Intro
The major winner was Dr Nandi Chinna, who won the Western Australian Writer's Fellowship. Dr Chinna is an award-winning poet, teacher, research consultant and environmental activist with a special interest in cultural and ecological histories.
The Premier's Prize for Writing for Children was won by Shirley Marr for 'A Glasshouse of Stars'. Marr is a first-generation Chinese-Australian living in Perth and the winning book was inspired by folktales told by her mother and Marr's experiences of migrating to Australia as a child.

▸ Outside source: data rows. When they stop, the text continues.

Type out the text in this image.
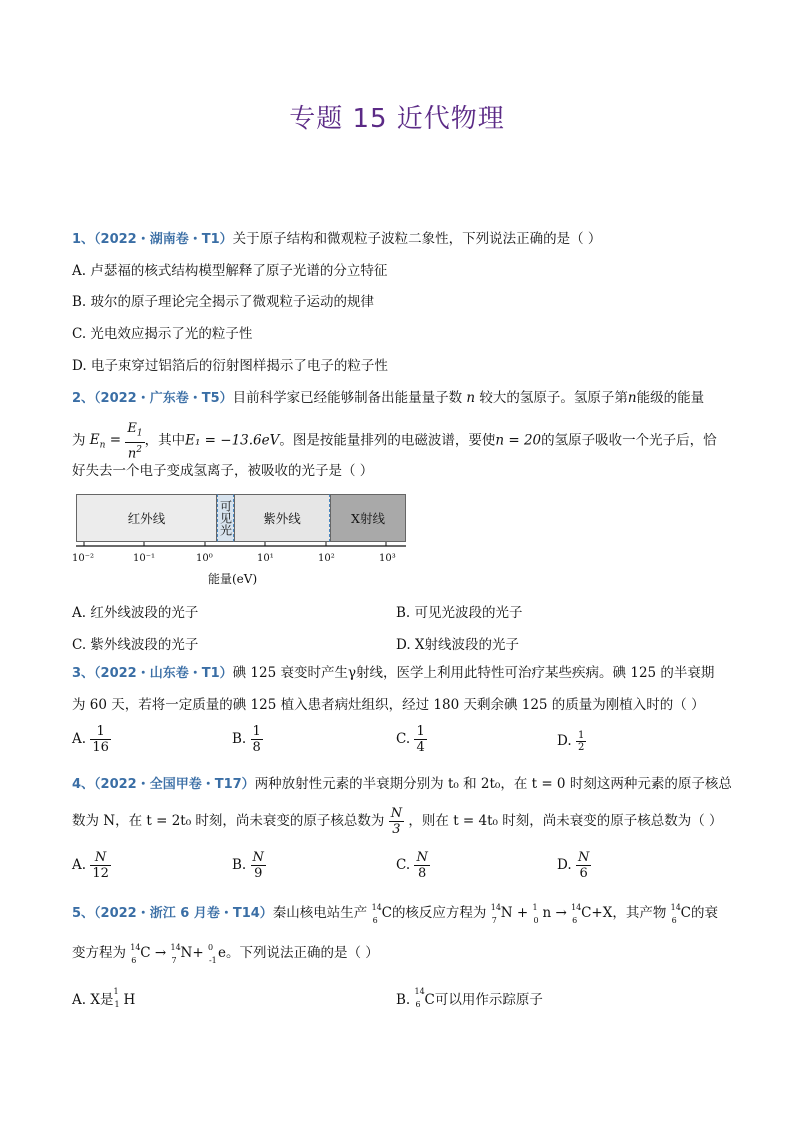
专题 15 近代物理
1、（2022・湖南卷・T1）关于原子结构和微观粒子波粒二象性，下列说法正确的是（ ）
A. 卢瑟福的核式结构模型解释了原子光谱的分立特征
B. 玻尔的原子理论完全揭示了微观粒子运动的规律
C. 光电效应揭示了光的粒子性
D. 电子束穿过铝箔后的衍射图样揭示了电子的粒子性
2、（2022・广东卷・T5）目前科学家已经能够制备出能量量子数 n 较大的氢原子。氢原子第n能级的能量
为 $E_n = \frac{E_1}{n^2}$ ，其中E₁ = −13.6eV。图是按能量排列的电磁波谱，要使n = 20的氢原子吸收一个光子后，恰
好失去一个电子变成氢离子，被吸收的光子是（ ）
红外线	可见光	紫外线	X射线
10⁻²	10⁻¹	10⁰	10¹	10²	10³
能量(eV)
A. 红外线波段的光子	B. 可见光波段的光子
C. 紫外线波段的光子	D. X射线波段的光子
3、（2022・山东卷・T1）碘 125 衰变时产生γ射线，医学上利用此特性可治疗某些疾病。碘 125 的半衰期
为 60 天，若将一定质量的碘 125 植入患者病灶组织，经过 180 天剩余碘 125 的质量为刚植入时的（ ）
A. $\frac{1}{16}$	B. $\frac{1}{8}$	C. $\frac{1}{4}$	D. $\frac{1}{2}$
4、（2022・全国甲卷・T17）两种放射性元素的半衰期分别为 t₀ 和 2t₀，在 t = 0 时刻这两种元素的原子核总
数为 N，在 t = 2t₀ 时刻，尚未衰变的原子核总数为 $\frac{N}{3}$ ，则在 t = 4t₀ 时刻，尚未衰变的原子核总数为（ ）
A. $\frac{N}{12}$	B. $\frac{N}{9}$	C. $\frac{N}{8}$	D. $\frac{N}{6}$
5、（2022・浙江 6 月卷・T14）秦山核电站生产 14
6 C的核反应方程为 14
7 N + 1
0 n → 14
6 C+X，其产物 14
6 C的衰
变方程为 14
6 C → 14
7 N+ 0
-1 e。下列说法正确的是（ ）
A. X是
1
1 H	B.
14
6 C可以用作示踪原子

The Premier's Prize for an Emerging Writer was won by Dr Elfie Shiosaki for 'Homecoming'. Weaving together words from ancestral memory and government records, 'Homecoming' is a fresh, lyrical and complex work that recreates and repositions the voices of four generations of strong Noongar women who are Dr Shiosaki's ancestors.
The Daisy Utemorrah Award for Unpublished Indigenous Junior and Young Adult Writing Award was open to Indigenous writers from across Australia and won by Ugarapul woman Mariah Sweetman for the manuscript for 'Robert Runs'. The heartfelt story follows two best friends as they navigate growing up at the Deebing Creek Mission in Coordirjar (Queensland). The Daisy Utemorrah Award is administered and funded by Broome-based Indigenous publisher Magabala Books with support from the Department of Local Government, Sport and Cultural Industries.
Also at the awards, Doris Pilkington Garimara AM (1937-2014) was inducted into the Western Australian Writers Hall of Fame. Pilkington Garimara, a Martu woman born Nugi Garimara, left a legacy of cultural understanding and transformational knowledge through her writing. Her most celebrated book, 'Follow the Rabbit-Proof Fence', tells the experience of her mother being taken away from her family as a child. Years later, she was similarly taken from her mother at age four.